Le rythme cardiaque et la pression pulmonaires sont recueillis et combinés pour donner un résultat très précis sur l’énergie restante et/ou consommée par le sportif durant l’effort. Le tout consultable grâce à des graphiques et schémas lisibles par tous sur une application smartphone/tablette/ordinateur/smartwatch. L’ensemble des données individuelles de l’effectif seront consultables en direct et permettront à l’entraîneur de juger le taux de fatigue et rapidité de récupération de chaque joueur, et ainsi d’orienter ses exercices d’entrainement ou son coaching pendant les matchs.

« Prévenir les risques pour les sportifs de haut niveau »

Ce t-shirt « non intrusif » concernera tous les sports, collectifs ou individuels, amateurs ou professionnels et fournira ses données grâce à une data logger de moins d’un centimètre, placé dans le t-shirt en dessous de la nuque.

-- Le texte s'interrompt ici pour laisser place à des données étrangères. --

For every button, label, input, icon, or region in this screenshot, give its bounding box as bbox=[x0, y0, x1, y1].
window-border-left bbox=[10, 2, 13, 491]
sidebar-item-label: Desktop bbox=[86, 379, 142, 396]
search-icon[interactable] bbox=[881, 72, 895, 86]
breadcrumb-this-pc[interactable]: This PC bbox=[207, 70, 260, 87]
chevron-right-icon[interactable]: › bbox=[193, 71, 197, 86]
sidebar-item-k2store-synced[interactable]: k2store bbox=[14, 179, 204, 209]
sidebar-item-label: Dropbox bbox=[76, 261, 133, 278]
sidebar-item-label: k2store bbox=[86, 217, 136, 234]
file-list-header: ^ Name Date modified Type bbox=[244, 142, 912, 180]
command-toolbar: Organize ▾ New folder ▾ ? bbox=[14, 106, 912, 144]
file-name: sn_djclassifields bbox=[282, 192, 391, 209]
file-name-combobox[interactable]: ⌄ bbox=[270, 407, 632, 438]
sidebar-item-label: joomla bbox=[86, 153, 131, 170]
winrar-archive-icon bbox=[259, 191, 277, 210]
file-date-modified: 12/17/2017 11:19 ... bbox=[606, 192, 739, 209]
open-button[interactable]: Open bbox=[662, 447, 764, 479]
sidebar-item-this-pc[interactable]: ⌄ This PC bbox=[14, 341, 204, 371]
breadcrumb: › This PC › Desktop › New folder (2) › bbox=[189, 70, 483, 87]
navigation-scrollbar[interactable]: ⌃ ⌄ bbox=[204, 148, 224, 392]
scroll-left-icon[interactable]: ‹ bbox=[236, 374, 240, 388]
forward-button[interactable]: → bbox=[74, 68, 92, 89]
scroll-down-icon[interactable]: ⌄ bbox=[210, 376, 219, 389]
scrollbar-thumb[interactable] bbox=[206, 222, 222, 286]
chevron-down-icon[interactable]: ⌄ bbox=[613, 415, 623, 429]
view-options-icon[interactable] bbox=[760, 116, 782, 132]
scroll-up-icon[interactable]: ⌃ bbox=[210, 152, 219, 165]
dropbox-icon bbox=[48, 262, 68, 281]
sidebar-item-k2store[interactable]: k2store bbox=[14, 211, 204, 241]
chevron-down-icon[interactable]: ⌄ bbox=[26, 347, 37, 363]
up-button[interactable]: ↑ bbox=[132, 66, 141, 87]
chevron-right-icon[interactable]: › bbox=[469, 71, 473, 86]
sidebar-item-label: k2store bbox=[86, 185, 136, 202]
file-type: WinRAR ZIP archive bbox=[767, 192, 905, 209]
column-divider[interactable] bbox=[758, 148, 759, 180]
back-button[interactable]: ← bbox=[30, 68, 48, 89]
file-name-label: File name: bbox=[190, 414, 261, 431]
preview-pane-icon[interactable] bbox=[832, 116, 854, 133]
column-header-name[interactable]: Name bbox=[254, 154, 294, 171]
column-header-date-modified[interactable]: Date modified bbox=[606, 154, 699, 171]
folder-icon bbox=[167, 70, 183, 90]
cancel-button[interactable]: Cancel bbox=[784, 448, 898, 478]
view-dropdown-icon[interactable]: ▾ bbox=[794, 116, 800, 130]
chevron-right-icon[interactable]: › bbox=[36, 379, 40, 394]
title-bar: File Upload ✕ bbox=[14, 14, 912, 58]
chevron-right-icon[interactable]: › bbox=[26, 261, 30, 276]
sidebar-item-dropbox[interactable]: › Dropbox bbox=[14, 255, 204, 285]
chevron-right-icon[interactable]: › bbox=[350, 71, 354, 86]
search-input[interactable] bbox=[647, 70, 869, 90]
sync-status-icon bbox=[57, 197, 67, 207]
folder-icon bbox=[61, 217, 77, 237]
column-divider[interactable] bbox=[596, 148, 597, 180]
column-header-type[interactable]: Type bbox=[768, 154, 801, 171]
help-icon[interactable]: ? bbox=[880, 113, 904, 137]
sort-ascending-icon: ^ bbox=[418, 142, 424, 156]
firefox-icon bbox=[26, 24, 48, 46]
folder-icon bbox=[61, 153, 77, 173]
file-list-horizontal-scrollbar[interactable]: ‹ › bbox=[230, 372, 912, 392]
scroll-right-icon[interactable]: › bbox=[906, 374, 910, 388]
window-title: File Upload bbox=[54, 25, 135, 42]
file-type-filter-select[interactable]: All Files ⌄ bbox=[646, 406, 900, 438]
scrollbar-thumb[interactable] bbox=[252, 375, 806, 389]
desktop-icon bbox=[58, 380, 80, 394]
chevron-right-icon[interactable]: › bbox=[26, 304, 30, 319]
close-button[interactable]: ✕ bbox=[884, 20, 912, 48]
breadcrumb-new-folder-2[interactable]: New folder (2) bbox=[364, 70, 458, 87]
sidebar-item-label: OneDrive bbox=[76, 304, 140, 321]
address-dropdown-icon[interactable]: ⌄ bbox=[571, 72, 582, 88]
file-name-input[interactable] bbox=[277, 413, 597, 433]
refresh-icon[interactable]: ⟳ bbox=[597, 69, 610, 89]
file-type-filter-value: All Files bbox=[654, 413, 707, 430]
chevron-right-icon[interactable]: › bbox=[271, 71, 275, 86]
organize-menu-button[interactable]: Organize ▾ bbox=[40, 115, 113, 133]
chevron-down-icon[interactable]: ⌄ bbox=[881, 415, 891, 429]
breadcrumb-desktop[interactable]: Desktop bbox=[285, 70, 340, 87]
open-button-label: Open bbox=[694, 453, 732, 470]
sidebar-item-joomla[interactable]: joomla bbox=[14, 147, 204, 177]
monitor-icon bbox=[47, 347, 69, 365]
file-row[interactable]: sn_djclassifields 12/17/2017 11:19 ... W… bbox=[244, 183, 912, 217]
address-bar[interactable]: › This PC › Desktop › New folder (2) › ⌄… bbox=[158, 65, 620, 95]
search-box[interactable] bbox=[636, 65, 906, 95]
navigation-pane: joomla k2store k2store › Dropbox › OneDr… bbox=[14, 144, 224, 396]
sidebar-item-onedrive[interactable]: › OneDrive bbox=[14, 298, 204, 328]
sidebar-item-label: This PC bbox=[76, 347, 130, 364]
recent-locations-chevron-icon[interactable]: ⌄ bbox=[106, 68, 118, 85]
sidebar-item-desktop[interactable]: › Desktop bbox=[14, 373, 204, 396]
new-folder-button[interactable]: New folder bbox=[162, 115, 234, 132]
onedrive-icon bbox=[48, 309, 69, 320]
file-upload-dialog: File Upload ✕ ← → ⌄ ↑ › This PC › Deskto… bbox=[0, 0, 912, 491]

Bodyconnect intégrera également des capteurs de déplacement 3D pour suivre chaque mouvement du sportif, corriger ses gestes ou encore mesurer les impacts au rugby par exemple.

bodyconnect

« On va pouvoir analyser toute la saison d’un sportif, y compris au moment des blessures, et déceler par exemple des insuffisances cardiaques, pulmonaires, pour mieux prévenir les risques pour les sportifs de haut niveau » souligne l’entrepreneur.

Un sport déshumanisé ?

Un argument de taille à l’époque où sport et business n’ont jamais été aussi liés et où les sportifs de haut niveau représentent un réel investissement pour les clubs, mais aussi pour les sponsors. Il y a quatre ans aux JO de Londres, 86% des athlètes médaillés avaient déjà recours à ces analyses de données.

Mais leur abondance n’irait-t-elle à l’encontre des valeurs du sport qui par essence se veut une science inexacte, attachée à la notion inhérente de facteur humain, de hasard ? En réalité, cette « dataisation » de la performance tend surtout à confirmer que le sport de haut niveau lève de nombreux enjeux financiers, pour les équipes professionnelles et les sportifs eux-mêmes, de plus en plus assimilés à des machines à records, à titres, et autres contrats juteux.